What does every bucket list bar need? A friendly soul behind it. And what does every American bar need? A friendly soul behind it who tells tall tales
—Dale DeGroff, aka King Cocktail, author of The Craft of the Cocktail and The Essential Cocktail, and arguably the most important bartender in the world
LBM is famous for its cocktail names, such as “Flannel Is the Color of My People,” but most of its names evoke the spirit of the Vikings. Co-owner Eric Ho is a trained aerospace engineer who is still building rockets, only now they’re called cocktails. Blood Eagle has been on LBM’s menu forever, and for good reason: one sip and the spirit will take hold of you—but hopefully not in the true Viking spirit of a Blood Eagle ritual, an uncomfortable method of execution in which one’s ribs, lungs, and intestines are pulled out through a hole cut in the back, forming the shape of wings. Hey, kids, who’s hungry?
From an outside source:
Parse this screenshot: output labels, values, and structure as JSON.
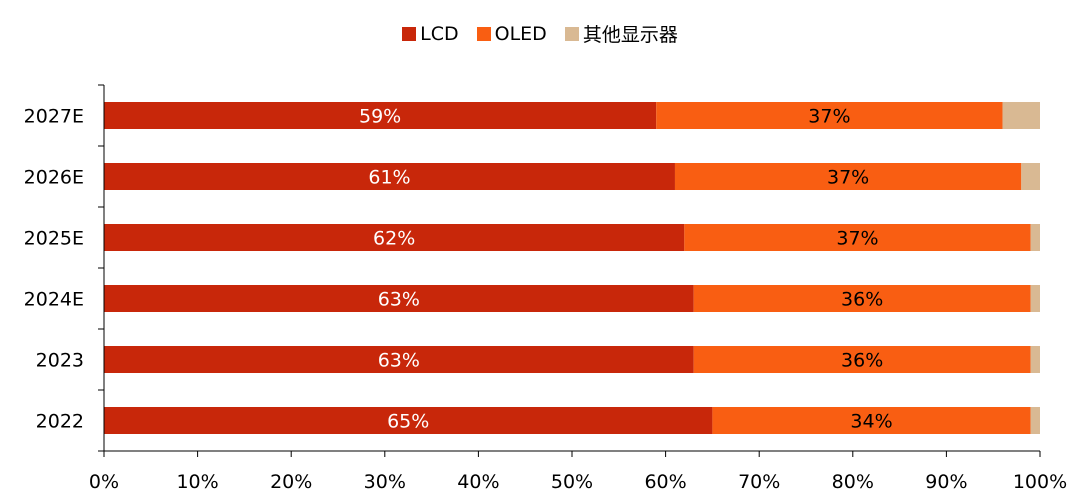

1½ ounces roasted beet–infused Beefeater gin (recipe follows)
¾ ounce Averna amaro
½ ounce Campari
2 dashes Angostura bitters
1 dash Peychaud’s bitters
Garnish: orange peel
Combine the ingredients in a mixing glass filled with ice. Stir and strain over fresh ice in a chilled Old Fashioned glass. Express an orange peel over the edge of the glass and place in the drink to garnish.
My favorite American distiller is Tom’s Foolery in the Chagrin Falls suburb of Cleveland. He makes exceptional whiskeys and applejacks that can stand head to head with any of the large producers. It’s also nice to see an evolution on his methods from using an old Hoga still from Portugal, to getting the Michter’s still installed in his barn, to now using a French cognac still on a farm where he will be growing most of his own grains.
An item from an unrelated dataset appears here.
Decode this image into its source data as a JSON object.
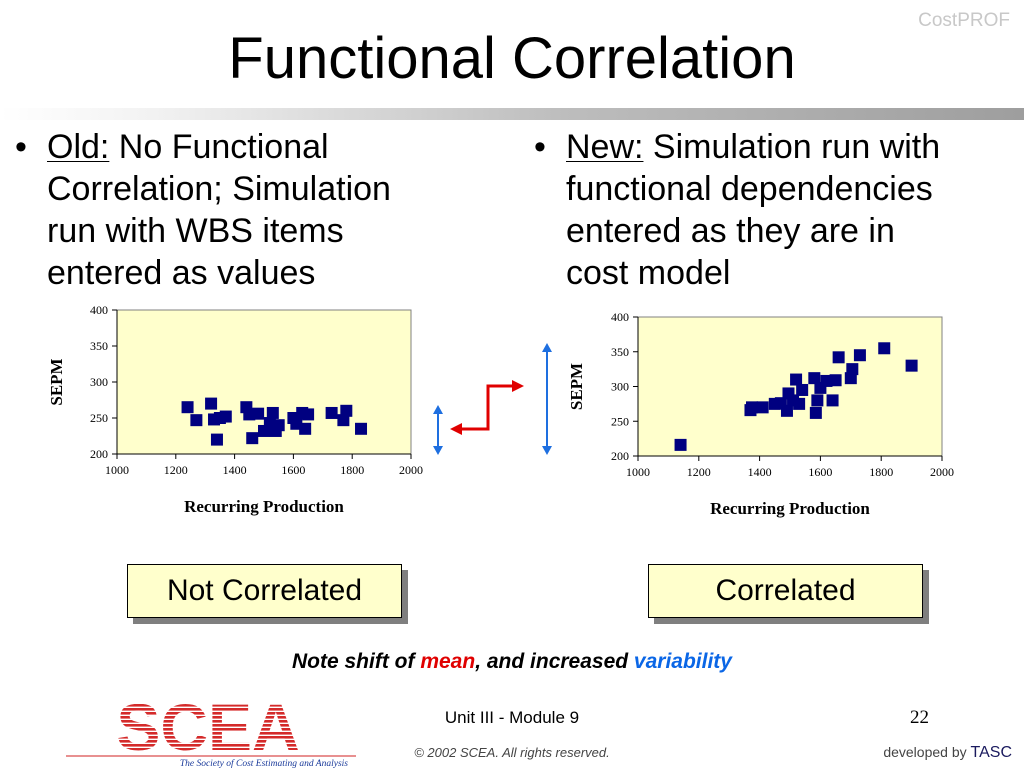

—Eric Ho, co-owner and bartender, LBM (Cleveland)
Roasted Beet–Infused Beefeater Gin
Makes about 1 bottle (750 ml)
2 medium whole red beets
One 750 ml bottle Beefeater gin
Preheat the oven to 350°F. Wrap the beets in aluminum foil and roast for 3 hours. Let cool completely. Using a kitchen towel, rub the skin off the beets. Cut the beets into small pieces and put them in a nonreactive container. Add the gin. Set aside at room temperature to infuse for 24 hours. Strain through a fine-mesh sieve and transfer back to the bottle; cover and store at room temperature for up to 6 months.